Aix Marseille Université, Laboratoire de théorie du droit (LTD)

Un schéma trop simple qui se contenterait de rappeler que le juge répond aux désaccords en droit portés devant lui par les parties en disant le droit, en ayant ainsi renvoyé l’une des parties (ou les deux) à son (leur) erreur(s) manquerait d’être suffisant pour comprendre les enjeux du désaccord en droit. On ne peut s’arrêter à cette expression – dire le droit – et à ce qu’elle donne à penser, que la réponse du juge est celle qui vient, non seulement apaiser le litige, mais aussi distinguer entre les thèses sur le droit, celle d’une partie ou celles des deux parties (car l’erreur peut être plurielle) qui sont erronées et celle (une seule !) qui est ou serait exacte.

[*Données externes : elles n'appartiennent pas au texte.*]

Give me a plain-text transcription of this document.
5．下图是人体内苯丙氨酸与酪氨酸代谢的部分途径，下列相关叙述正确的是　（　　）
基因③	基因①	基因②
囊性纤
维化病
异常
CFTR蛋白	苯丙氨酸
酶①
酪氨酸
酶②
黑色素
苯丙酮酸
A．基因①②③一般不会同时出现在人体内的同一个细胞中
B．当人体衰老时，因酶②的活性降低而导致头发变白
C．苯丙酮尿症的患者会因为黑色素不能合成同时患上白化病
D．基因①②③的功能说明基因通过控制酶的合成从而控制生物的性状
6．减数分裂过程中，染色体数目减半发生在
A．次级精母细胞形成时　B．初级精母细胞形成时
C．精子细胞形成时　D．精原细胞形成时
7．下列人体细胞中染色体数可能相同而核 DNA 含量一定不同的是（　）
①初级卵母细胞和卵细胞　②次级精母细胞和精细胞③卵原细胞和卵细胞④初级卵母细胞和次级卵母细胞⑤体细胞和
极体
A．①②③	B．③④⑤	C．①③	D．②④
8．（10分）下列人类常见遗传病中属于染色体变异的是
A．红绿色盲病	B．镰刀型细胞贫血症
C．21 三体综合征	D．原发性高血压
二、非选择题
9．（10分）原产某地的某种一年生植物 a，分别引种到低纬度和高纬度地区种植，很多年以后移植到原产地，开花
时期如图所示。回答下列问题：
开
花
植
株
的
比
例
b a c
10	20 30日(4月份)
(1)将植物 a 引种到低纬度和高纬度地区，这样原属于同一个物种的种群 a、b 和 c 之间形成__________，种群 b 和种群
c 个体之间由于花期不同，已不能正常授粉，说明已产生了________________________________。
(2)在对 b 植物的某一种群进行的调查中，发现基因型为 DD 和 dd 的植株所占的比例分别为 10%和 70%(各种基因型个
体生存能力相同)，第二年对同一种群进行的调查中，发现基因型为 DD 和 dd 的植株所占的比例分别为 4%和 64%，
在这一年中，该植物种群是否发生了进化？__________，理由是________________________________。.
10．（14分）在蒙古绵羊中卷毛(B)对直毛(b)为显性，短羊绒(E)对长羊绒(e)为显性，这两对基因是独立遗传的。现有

Le traitement du désaccord est bien plus complexe que cette présentation ne le suggère, y compris parce que le traitement du désaccord peut, dans certains cas du moins, dans des cas peut-être peu nombreux mais significatifs, emporter un désaccord entre les juges sans qu’il puisse être pensé que les uns seraient dans l’erreur et que les autres (ceux qui seraient dans la majorité ?) auraient raison.

Les désaccords portés devant le juge par les parties à un litige ne sont pas seulement des désaccords d’intérêts limités aux parties, à des intérêts privés; ils reflètent aussi, de façon plus ou moins fréquente selon les contentieux, des conflits d’intérêts et de valeur assez profonds au sein même de la société pour se présenter aussi sous la forme de désaccords sur les droits et cela a été facilité et peut-être profondément modifié par le processus de constitutionnalisation, c’est-à-dire par un processus à la fois de transformation de nombreuses questions de droit en questions de droit constitutionnel et l’aptitude toute particulière des questions de droit constitutionnel à intégrer les débats de politiques, d’éthique et de justice. Ce facteur se retrouve naturellement développé dans le système juridique de l’Union européenne et dans l’internationalisation judicaire des droits de l’homme. Une partie des désaccords sur le droit porté par les parties est ainsi le reflet du « fait du pluralisme » ou du « fait de la diversité » dans la société, notamment dans les conceptions sur le bien, ou encore, ce qui est différent, dans les conceptions sur ce qui est juste et se retrouvent ainsi, parfois, dans des désaccords sur le droit entre les juges. Le désaccord sur le droit est ainsi un point d’entrée extrêmement important du point de vue de la politique, de la philosophie morale et de l’éthique.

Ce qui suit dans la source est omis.